Turing’s model is based on differential equations, but it can be implemented using a cellular automaton.
Before we get to Turing’s model, we’ll start with something simpler: a diffusion system with just one chemical. We’ll use a 2-D CA where the state of each cell is a continuous quantity (usually between 0 and 1) that represents the concentration of the chemical.
We’ll model the diffusion process by comparing each cell with the average of its neighbors. If the concentration of the center cell exceeds the neighborhood average, the chemical flows from the center to the neighbors. If the concentration of the center cell is lower, the chemical flows the other way.
The following kernel computes the difference between each cell and the average of its neighbors:
kernel = np.array([[0, 1, 0], [1,-4, 1], [0, 1, 0]])

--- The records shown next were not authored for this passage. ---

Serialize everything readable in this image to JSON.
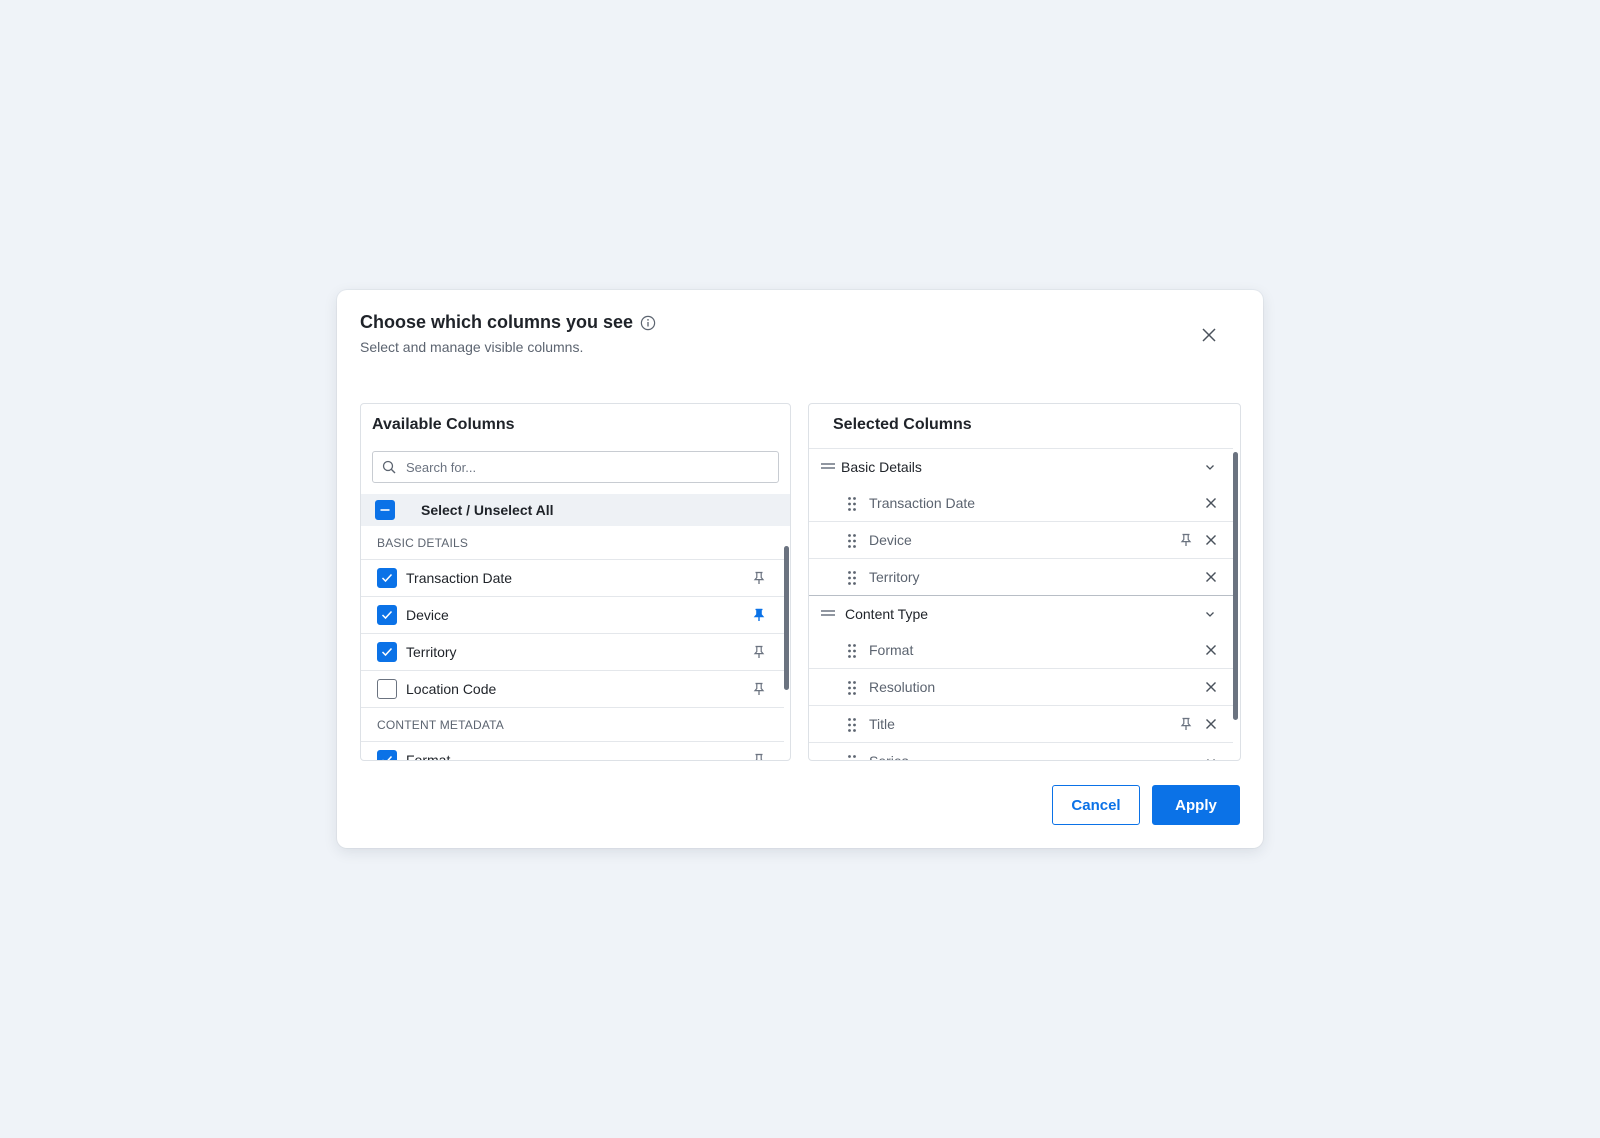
{
  "modal": {
    "title": "Choose which columns you see",
    "subtitle": "Select and manage visible columns."
  },
  "available": {
    "title": "Available Columns",
    "search_placeholder": "Search for...",
    "select_all_label": "Select  / Unselect All",
    "select_all_state": "indeterminate",
    "groups": [
      {
        "header": "BASIC DETAILS",
        "items": [
          {
            "label": "Transaction Date",
            "checked": true,
            "pinned": false
          },
          {
            "label": "Device",
            "checked": true,
            "pinned": true
          },
          {
            "label": "Territory",
            "checked": true,
            "pinned": false
          },
          {
            "label": "Location Code",
            "checked": false,
            "pinned": false
          }
        ]
      },
      {
        "header": "CONTENT METADATA",
        "items": [
          {
            "label": "Format",
            "checked": true,
            "pinned": false
          }
        ]
      }
    ]
  },
  "selected": {
    "title": "Selected Columns",
    "groups": [
      {
        "label": "Basic Details",
        "items": [
          {
            "label": "Transaction Date",
            "pinned": false
          },
          {
            "label": "Device",
            "pinned": true
          },
          {
            "label": "Territory",
            "pinned": false
          }
        ]
      },
      {
        "label": "Content Type",
        "items": [
          {
            "label": "Format",
            "pinned": false
          },
          {
            "label": "Resolution",
            "pinned": false
          },
          {
            "label": "Title",
            "pinned": true
          },
          {
            "label": "Series",
            "pinned": false
          }
        ]
      }
    ]
  },
  "footer": {
    "cancel_label": "Cancel",
    "apply_label": "Apply"
  },
  "colors": {
    "accent": "#0b72e7",
    "background": "#eff3f8",
    "icon_gray": "#6b7380"
  }
}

np.correlate2d, we can apply this kernel to each cell in an array:
c = correlate2d(array, kernel, mode='same')
We’ll use a diffusion constant,
r, that relates the difference in concentration to the rate of flow:
array += r * c
Figure 9.1 shows results for a CA with size
n=9, diffusion constant
r=0.1, and initial concentration 0 everywhere except for an “island” in the middle. The figure shows the starting configuration and the state of the CA after 5 and 10 steps. The chemical spreads from the center outward, continuing until the concentration is the same everywhere.